Every week, the Energy Information Administration (EIA) releases data on how much natural gas is stored in various facilities across the US. These figures, also called “natural gas inventories”, can affect US natural gas prices and therefore the valuation of producers of natural gas.
On January 10, the EIA reported that natural gas inventories fell 201 bcf (billion cubic feet) for the week ended January 4, bringing current inventories to 3,404 bcf. A survey of economists had expected the drop in inventories to be 191 bcf. This is a positive indicator for natural gas prices, because more natural gas was used than had been forecast. Also, the five year average draw (or negative change in inventories) for this equivalent week was 132 bcf. It is a positive for natural gas prices that this week’s draw on inventories is greater than normal. A possible reason that this week’s draw was so large is that parts of the country experienced colder than normal weather and natural gas is one of the primary fuels used for home heating. Additionally, increased industrial production could also have contributed to last week’s large draw, as natural gas is a major fuel used for the manufacturing sector.
For the past two weeks, natural gas inventory draws have been higher than economist estimates and also higher than the five year average draws. However, since the beginning of November (roughly the start of the heating season), inventories have declined only ~600 bcf compared to ~700 bcf for the five year average. This could have occurred due to a warmer than normal December last year and also because current natural gas production is greater than the average over the past five years. Additionally, inventories remain at historical highs for this point in the year. As seen in the top graph, current natural gas inventories are close to the highest point they have been over the past five years.

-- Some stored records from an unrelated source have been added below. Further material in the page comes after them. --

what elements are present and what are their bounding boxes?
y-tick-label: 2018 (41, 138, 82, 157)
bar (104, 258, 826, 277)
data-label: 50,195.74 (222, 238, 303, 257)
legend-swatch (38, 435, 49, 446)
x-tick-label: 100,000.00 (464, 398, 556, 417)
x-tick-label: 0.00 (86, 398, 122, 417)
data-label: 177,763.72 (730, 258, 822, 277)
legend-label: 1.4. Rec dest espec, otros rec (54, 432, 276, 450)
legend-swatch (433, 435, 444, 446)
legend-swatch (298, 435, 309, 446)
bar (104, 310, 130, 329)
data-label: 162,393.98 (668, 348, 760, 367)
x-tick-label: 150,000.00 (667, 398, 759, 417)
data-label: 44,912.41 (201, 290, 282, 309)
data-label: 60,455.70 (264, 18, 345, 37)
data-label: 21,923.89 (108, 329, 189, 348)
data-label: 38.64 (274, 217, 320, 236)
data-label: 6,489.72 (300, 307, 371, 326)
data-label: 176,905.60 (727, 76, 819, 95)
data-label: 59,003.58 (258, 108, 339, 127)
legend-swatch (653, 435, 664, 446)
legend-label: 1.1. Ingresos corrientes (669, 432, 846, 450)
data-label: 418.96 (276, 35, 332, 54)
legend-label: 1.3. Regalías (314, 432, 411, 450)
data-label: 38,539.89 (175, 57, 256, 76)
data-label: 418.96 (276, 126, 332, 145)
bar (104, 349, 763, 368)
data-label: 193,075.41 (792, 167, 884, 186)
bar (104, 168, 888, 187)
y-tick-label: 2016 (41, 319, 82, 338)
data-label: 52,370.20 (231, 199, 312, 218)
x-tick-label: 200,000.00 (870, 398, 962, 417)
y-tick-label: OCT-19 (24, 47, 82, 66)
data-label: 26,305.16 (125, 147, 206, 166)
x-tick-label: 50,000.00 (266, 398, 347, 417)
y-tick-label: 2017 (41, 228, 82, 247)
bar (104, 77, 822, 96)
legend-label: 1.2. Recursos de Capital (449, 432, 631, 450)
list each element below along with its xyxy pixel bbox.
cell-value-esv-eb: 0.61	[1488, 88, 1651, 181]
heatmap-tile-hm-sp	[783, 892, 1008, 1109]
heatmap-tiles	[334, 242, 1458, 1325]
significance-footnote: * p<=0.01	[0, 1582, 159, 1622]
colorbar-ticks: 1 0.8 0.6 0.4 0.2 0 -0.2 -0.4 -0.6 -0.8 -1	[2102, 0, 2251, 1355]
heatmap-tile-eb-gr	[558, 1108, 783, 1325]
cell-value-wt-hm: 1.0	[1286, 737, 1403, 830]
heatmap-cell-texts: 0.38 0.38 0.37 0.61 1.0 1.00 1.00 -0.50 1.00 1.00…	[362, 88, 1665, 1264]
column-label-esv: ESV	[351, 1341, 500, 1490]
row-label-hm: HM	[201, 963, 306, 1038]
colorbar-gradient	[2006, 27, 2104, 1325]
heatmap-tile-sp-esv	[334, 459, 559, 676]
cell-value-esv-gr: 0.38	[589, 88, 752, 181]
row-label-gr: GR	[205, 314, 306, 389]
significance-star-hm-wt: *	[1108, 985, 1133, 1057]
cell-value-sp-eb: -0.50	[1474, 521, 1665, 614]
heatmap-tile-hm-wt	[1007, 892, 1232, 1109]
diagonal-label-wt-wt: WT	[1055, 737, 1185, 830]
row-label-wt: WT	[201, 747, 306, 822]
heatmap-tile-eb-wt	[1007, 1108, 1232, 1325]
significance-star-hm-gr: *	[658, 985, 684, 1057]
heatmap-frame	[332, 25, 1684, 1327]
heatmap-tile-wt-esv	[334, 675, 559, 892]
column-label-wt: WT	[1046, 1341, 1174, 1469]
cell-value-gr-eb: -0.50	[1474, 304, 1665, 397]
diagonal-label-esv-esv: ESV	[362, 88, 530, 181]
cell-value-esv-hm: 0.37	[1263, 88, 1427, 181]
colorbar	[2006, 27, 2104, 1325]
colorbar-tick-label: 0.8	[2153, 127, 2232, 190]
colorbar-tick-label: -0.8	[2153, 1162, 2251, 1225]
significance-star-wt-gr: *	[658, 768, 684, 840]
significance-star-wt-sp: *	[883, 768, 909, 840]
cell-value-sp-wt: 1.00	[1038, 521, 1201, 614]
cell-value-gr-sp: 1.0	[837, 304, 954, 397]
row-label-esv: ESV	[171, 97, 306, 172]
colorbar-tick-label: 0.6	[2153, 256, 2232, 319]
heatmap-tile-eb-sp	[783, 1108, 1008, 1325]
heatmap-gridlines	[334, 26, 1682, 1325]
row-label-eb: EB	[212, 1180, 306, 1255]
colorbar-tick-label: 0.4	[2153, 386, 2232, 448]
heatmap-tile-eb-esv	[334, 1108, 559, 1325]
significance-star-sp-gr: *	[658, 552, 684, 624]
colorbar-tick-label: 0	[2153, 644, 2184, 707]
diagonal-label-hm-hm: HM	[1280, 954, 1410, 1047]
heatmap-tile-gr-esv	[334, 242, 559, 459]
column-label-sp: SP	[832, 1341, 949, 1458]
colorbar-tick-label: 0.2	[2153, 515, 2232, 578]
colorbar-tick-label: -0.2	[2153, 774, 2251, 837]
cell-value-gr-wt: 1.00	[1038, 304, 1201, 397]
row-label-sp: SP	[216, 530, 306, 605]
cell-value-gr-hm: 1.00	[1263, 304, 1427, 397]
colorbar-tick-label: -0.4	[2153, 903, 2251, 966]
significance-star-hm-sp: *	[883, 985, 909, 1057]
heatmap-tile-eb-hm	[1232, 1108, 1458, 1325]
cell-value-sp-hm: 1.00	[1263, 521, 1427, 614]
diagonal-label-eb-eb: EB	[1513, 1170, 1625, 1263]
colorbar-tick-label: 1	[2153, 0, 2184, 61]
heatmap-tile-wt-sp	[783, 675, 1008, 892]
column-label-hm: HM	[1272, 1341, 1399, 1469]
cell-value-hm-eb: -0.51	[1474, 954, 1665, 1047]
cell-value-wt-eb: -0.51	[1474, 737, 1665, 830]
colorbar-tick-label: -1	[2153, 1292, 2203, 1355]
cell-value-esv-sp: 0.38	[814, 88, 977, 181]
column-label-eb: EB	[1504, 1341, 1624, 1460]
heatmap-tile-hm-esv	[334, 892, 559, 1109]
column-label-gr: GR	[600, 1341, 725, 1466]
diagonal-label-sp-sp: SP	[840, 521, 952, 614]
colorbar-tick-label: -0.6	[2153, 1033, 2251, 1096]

So, while inventories are close to historic highs and natural gas prices are not far from historic lows, recent large inventory draws are positive indicators for natural gas prices in the short term. Generally speaking, higher domestic natural gas prices bode well for energy companies which have a significant amount of production and assets focused on the commodity as higher prices result in stronger margins. Such companies include Chesapeake Energy (CHK), Range Resources (RRC), and Southwestern Energy (SWN). Additionally, changes in natural gas prices affect the US Natural Gas Fund (UNG), an ETF designed to track changes in natural gas prices.